61 0142 0D 0A db 0Dh,0Ah
62 0144 24 db "$"
64 0145 Noecho ends
65 end start
SEGMENTS and GROUPS:
-NAME- SIZE ALIGN COMBINE CLASS
NOECHO --------------------------- 0145 PARA NONE
SYMBOLS:
-NAME- TYPE VALUE ATTR
BARKMSG -------------------------- L BYTE 0123 NOECHO
BARKOUT -------------------------- L NEAR 0116 NOECHO
DOG ------------------------------ L BYTE 0141 NOECHO
START ---------------------------- L NEAR 0100 NOECHO
WHILE ---------------------------- L NEAR 0106 NOECHO
Free memory=49920, Warnings=0, Errors=0
Assembly Ended.
And, for your education and amusement, here's a DEBUG dump of the assembled NOECHO.COM program memory, using DEBUG's "U" (UnAssemble) command to turn the machine code in the *.COM file back into assembler mnemonics (you can try doing this yourself):
C:\>debug noecho.com
-u
1353:0100 C606410178 MOV BYTE PTR [0141],78
1353:0105 90 NOP
1353:0106 803E410164 CMP BYTE PTR [0141],64
1353:010B 7409 JZ 0116
1353:010D B407 MOV AH,07
1353:010F CD21 INT 21
1353:0111 A24101 MOV [0141],AL
1353:0114 EBF0 JMP 0106
1353:0116 BA2301 MOV DX,0123
1353:0119 B409 MOV AH,09
1353:011B CD21 INT 21
1353:011D B000 MOV AL,00
1353:011F B44C MOV AH,4C
-u
1353:0121 CD21 INT 21
1353:0123 0D0A42 OR AX,420A
1353:0126 61 DB 61
1353:0127 726B JB 0194
1353:0129 2120 AND [BX+SI],SP
1353:012B 42 INC DX
1353:012C 61 DB 61
1353:012D 726B JB 019A
1353:012F 2120 AND [BX+SI],SP
1353:0131 42 INC DX
1353:0132 61 DB 61
1353:0133 726B JB 01A0
1353:0135 2120 AND [BX+SI],SP
1353:0137 45 INC BP
1353:0138 6E DB 6E
1353:0139 64 DB 64
1353:013A 65 DB 65
1353:013B 64 DB 64
1353:013C 206F6E AND [BX+6E],CH
1353:013F 3A20 CMP AH,[BX+SI]
-u
[...etc...]
-q
C:\>
You will note that, as I've been saying, all the labels are missing from the *.COM file - all we have are the machine instructions. Also, DEBUG doesn't know which bytes are instructions and which are data, so it tries to turn everything into instruction mnemonics, even the data.
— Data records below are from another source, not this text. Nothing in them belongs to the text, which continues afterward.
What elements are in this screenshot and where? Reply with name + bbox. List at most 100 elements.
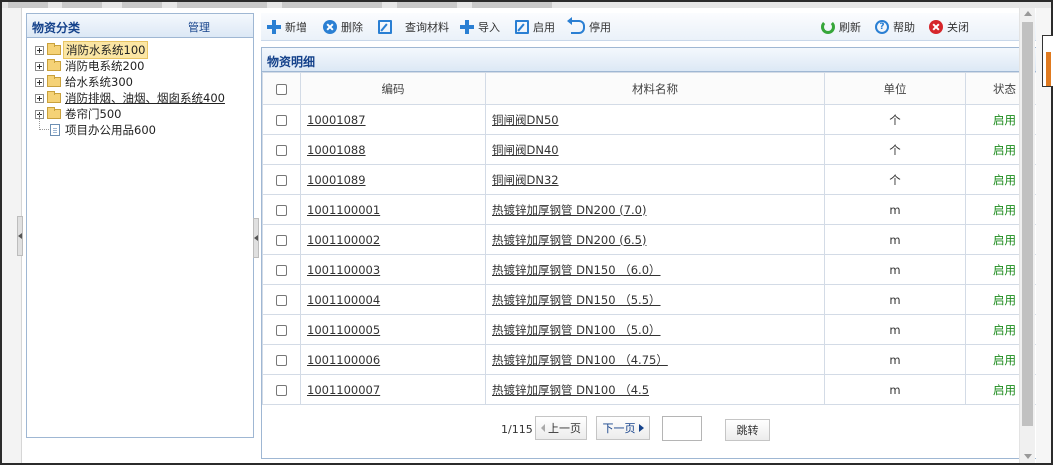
row-checkbox[interactable] bbox=[276, 324, 287, 336]
code-cell: 1001100007 bbox=[300, 374, 486, 405]
folder-icon bbox=[47, 107, 61, 119]
row-checkbox[interactable] bbox=[276, 204, 287, 216]
name-link[interactable]: 热镀锌加厚钢管 DN100 （4.5 bbox=[492, 383, 649, 397]
name-link[interactable]: 热镀锌加厚钢管 DN200 (7.0) bbox=[492, 203, 646, 217]
row-checkbox[interactable] bbox=[276, 144, 287, 156]
toolbar: 新增 删除 查询材料 导入 启用 停用 刷新 ? 帮助 关闭 bbox=[261, 13, 1044, 41]
scroll-up-icon[interactable] bbox=[1024, 11, 1032, 16]
name-link[interactable]: 热镀锌加厚钢管 DN150 （6.0） bbox=[492, 263, 661, 277]
tree-node-office-supplies[interactable]: 项目办公用品600 bbox=[35, 114, 227, 138]
name-link[interactable]: 热镀锌加厚钢管 DN150 （5.5） bbox=[492, 293, 661, 307]
name-link[interactable]: 热镀锌加厚钢管 DN200 (6.5) bbox=[492, 233, 646, 247]
tree-node-water-supply[interactable]: 给水系统300 bbox=[35, 74, 227, 90]
code-link[interactable]: 1001100006 bbox=[307, 353, 380, 367]
close-button[interactable]: 关闭 bbox=[929, 19, 969, 35]
query-material-label: 查询材料 bbox=[405, 21, 449, 34]
refresh-button[interactable]: 刷新 bbox=[821, 19, 861, 35]
tree-node-rolling-door[interactable]: 卷帘门500 bbox=[35, 106, 227, 122]
name-link[interactable]: 铜闸阀DN32 bbox=[492, 173, 559, 187]
name-link[interactable]: 热镀锌加厚钢管 DN100 （5.0） bbox=[492, 323, 661, 337]
category-panel-header: 物资分类 管理 bbox=[27, 14, 253, 38]
collapse-outer-handle[interactable] bbox=[17, 216, 23, 256]
expand-icon[interactable] bbox=[35, 77, 44, 87]
code-link[interactable]: 1001100007 bbox=[307, 383, 380, 397]
table-row[interactable]: 1001100003 热镀锌加厚钢管 DN150 （6.0） m 启用 bbox=[262, 254, 1044, 285]
help-button-label: 帮助 bbox=[893, 21, 915, 34]
code-cell: 1001100001 bbox=[300, 194, 486, 225]
vertical-scrollbar[interactable] bbox=[1019, 8, 1035, 463]
expand-icon[interactable] bbox=[35, 45, 44, 55]
close-button-label: 关闭 bbox=[947, 21, 969, 34]
expand-icon[interactable] bbox=[35, 93, 44, 103]
row-checkbox[interactable] bbox=[276, 174, 287, 186]
folder-icon bbox=[47, 75, 61, 87]
tree-node-label[interactable]: 给水系统300 bbox=[63, 74, 135, 90]
enable-button[interactable]: 启用 bbox=[515, 19, 555, 35]
table-row[interactable]: 1001100002 热镀锌加厚钢管 DN200 (6.5) m 启用 bbox=[262, 224, 1044, 255]
refresh-button-label: 刷新 bbox=[839, 21, 861, 34]
expand-icon[interactable] bbox=[35, 61, 44, 71]
table-row[interactable]: 10001088 铜闸阀DN40 个 启用 bbox=[262, 134, 1044, 165]
table-row[interactable]: 1001100006 热镀锌加厚钢管 DN100 （4.75） m 启用 bbox=[262, 344, 1044, 375]
select-all-checkbox[interactable] bbox=[276, 83, 287, 95]
page-number-input[interactable] bbox=[662, 416, 702, 441]
code-link[interactable]: 10001087 bbox=[307, 113, 366, 127]
collapse-panel-handle[interactable] bbox=[253, 218, 259, 258]
row-select-cell bbox=[262, 284, 301, 315]
scroll-thumb[interactable] bbox=[1022, 22, 1033, 426]
tree-node-smoke-exhaust[interactable]: 消防排烟、油烟、烟囱系统400 bbox=[35, 90, 227, 106]
row-checkbox[interactable] bbox=[276, 264, 287, 276]
row-checkbox[interactable] bbox=[276, 354, 287, 366]
name-cell: 铜闸阀DN32 bbox=[485, 164, 825, 195]
name-link[interactable]: 铜闸阀DN40 bbox=[492, 143, 559, 157]
tree-node-fire-water[interactable]: 消防水系统100 bbox=[35, 41, 227, 59]
code-link[interactable]: 10001088 bbox=[307, 143, 366, 157]
column-header-code[interactable]: 编码 bbox=[300, 72, 486, 105]
code-cell: 1001100002 bbox=[300, 224, 486, 255]
tree-node-fire-electric[interactable]: 消防电系统200 bbox=[35, 58, 227, 74]
table-row[interactable]: 1001100004 热镀锌加厚钢管 DN150 （5.5） m 启用 bbox=[262, 284, 1044, 315]
code-link[interactable]: 1001100001 bbox=[307, 203, 380, 217]
code-link[interactable]: 10001089 bbox=[307, 173, 366, 187]
tree-node-label[interactable]: 卷帘门500 bbox=[63, 106, 123, 122]
tree-node-label[interactable]: 消防电系统200 bbox=[63, 58, 146, 74]
code-link[interactable]: 1001100002 bbox=[307, 233, 380, 247]
unit-cell: 个 bbox=[824, 164, 966, 195]
prev-page-button[interactable]: 上一页 bbox=[535, 416, 587, 440]
scroll-down-icon[interactable] bbox=[1024, 454, 1032, 459]
table-row[interactable]: 1001100001 热镀锌加厚钢管 DN200 (7.0) m 启用 bbox=[262, 194, 1044, 225]
column-header-name[interactable]: 材料名称 bbox=[485, 72, 825, 105]
material-grid-header: 物资明细 bbox=[262, 48, 1043, 72]
delete-button-label: 删除 bbox=[341, 21, 363, 34]
unit-cell: 个 bbox=[824, 104, 966, 135]
tree-node-label[interactable]: 消防水系统100 bbox=[63, 41, 149, 59]
help-button[interactable]: ? 帮助 bbox=[875, 19, 915, 35]
query-material-button[interactable]: 查询材料 bbox=[378, 19, 449, 35]
import-button[interactable]: 导入 bbox=[460, 19, 500, 35]
table-row[interactable]: 1001100007 热镀锌加厚钢管 DN100 （4.5 m 启用 bbox=[262, 374, 1044, 405]
code-link[interactable]: 1001100003 bbox=[307, 263, 380, 277]
row-checkbox[interactable] bbox=[276, 384, 287, 396]
delete-button[interactable]: 删除 bbox=[323, 19, 363, 35]
name-link[interactable]: 热镀锌加厚钢管 DN100 （4.75） bbox=[492, 353, 668, 367]
row-checkbox[interactable] bbox=[276, 294, 287, 306]
code-link[interactable]: 1001100005 bbox=[307, 323, 380, 337]
disable-button[interactable]: 停用 bbox=[567, 17, 611, 35]
side-widget[interactable] bbox=[1042, 35, 1053, 87]
table-row[interactable]: 1001100005 热镀锌加厚钢管 DN100 （5.0） m 启用 bbox=[262, 314, 1044, 345]
add-button[interactable]: 新增 bbox=[267, 19, 307, 35]
column-header-unit[interactable]: 单位 bbox=[824, 72, 966, 105]
row-checkbox[interactable] bbox=[276, 114, 287, 126]
name-link[interactable]: 铜闸阀DN50 bbox=[492, 113, 559, 127]
next-page-button[interactable]: 下一页 bbox=[596, 416, 650, 440]
go-to-page-button[interactable]: 跳转 bbox=[725, 419, 770, 441]
top-tab-strip bbox=[2, 2, 1051, 8]
table-row[interactable]: 10001087 铜闸阀DN50 个 启用 bbox=[262, 104, 1044, 135]
tree-node-label[interactable]: 项目办公用品600 bbox=[63, 122, 158, 138]
row-checkbox[interactable] bbox=[276, 234, 287, 246]
table-row[interactable]: 10001089 铜闸阀DN32 个 启用 bbox=[262, 164, 1044, 195]
code-link[interactable]: 1001100004 bbox=[307, 293, 380, 307]
tree-node-label[interactable]: 消防排烟、油烟、烟囱系统400 bbox=[63, 90, 227, 106]
manage-link[interactable]: 管理 bbox=[188, 19, 210, 35]
material-grid-title: 物资明细 bbox=[267, 55, 316, 69]
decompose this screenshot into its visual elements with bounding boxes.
As you see from our instruction "MOV DX,0123", our BARKMSG string starts at offset 0123h, so everything from memory offset 0123 onward is actually data, not instructions. Some of that data just happens to have the same bit patterns as instructions, and DEBUG tries to display it as such.